Day 21 of my menstrual cycle is when Progesterone levels peak. I can feel it start to grow at around day 17, as I become increasingly crotchety and impatient. But this is my Nemesis: I have checked in my diary and it is indeed the exact day. Around day 14, when I’m ovulating, I can feel philosophical and almost jolly about being “fat and fertile” and craving cake and cock; I can be creative and humorous and pretty good company. But this is the Shadow-Realm; this is the time when I start trying to hitch a ride with Charon across the Styx, and I have to be on my mettle not to act out.
Having dropped Daniel at his dad’s this afternoon, I almost didn’t make it into the car before the tears were teeming down my cheeks. I drove slowly, squinting through a lachrymose blur, wiping my cheeks with one hand as I fumbled for the Sat Nav and the least trafficky route home. It seemed that I was driving in a dream, along grey-tunnel roads, under a heavy sky and, as I parked on my driveway I prayed that no-one would say hello. I made it inside, locked the door and thought yet again of the Stanley knife in the cupboard. It had been flashing across my mind every few moments for the last hour or so.

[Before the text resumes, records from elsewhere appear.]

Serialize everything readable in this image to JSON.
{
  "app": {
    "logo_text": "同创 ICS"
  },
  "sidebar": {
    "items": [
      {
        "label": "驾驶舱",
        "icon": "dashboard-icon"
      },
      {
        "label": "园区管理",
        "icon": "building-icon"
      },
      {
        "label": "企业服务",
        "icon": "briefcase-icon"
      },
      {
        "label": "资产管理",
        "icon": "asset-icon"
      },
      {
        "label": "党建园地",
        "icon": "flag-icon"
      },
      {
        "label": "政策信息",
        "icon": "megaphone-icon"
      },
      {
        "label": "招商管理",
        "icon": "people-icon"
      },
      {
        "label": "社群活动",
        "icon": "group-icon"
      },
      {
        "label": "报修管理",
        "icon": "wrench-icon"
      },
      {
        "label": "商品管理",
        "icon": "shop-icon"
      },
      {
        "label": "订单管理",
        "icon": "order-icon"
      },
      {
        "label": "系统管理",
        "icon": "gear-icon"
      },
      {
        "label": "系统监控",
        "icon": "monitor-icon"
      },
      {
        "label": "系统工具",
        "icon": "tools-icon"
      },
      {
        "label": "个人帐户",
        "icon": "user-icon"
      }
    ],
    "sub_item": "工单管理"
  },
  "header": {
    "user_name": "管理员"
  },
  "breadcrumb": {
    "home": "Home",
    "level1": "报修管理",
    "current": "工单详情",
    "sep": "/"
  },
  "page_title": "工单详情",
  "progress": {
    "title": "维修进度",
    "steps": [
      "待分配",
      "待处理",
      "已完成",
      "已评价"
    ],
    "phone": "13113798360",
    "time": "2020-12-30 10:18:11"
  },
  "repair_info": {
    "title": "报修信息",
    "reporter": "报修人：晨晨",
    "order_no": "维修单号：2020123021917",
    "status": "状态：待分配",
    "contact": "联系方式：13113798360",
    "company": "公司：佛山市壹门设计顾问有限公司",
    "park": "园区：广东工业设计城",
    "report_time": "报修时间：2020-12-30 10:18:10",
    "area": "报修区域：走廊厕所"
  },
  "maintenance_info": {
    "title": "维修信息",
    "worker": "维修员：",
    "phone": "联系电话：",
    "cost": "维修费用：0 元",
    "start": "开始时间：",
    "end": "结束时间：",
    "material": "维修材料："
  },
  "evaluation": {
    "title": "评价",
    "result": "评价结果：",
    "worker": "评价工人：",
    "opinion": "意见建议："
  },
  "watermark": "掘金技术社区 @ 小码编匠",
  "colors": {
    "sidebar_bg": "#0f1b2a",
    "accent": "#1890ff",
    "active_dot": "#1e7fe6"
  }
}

I was thinking about the Samaritans, and calling them, but instead I hid: I went upstairs, put on my pyjamas and got into bed; I closed my eyes; I wished for everything to Go Away. At least having my eyes closed gave my brain a rest from having to process everything. It is a feature, since the brain injury, that lying in a darkened room gives me some sense of retreat, of solace.
I lay in bed, coughing from time to time, just resting, for a couple of hours.
Calling the Samaritans has still seemed like an option, but the thing I know I have to do is write ot down: the story of the difficulties and of my condition, if you will. I can’t sum it up over the ‘phone to a stranger. It needs to be told. Only then can I process it, own my story and move on. It’s my biggest chance. Those who have been to Hell always carry a bit of it inside; perhaps that’s why I am so ridiculously cheery in my general demeanour – throwing out life lines, but also using what I have learned in a bid to stop my own head from eating me alive.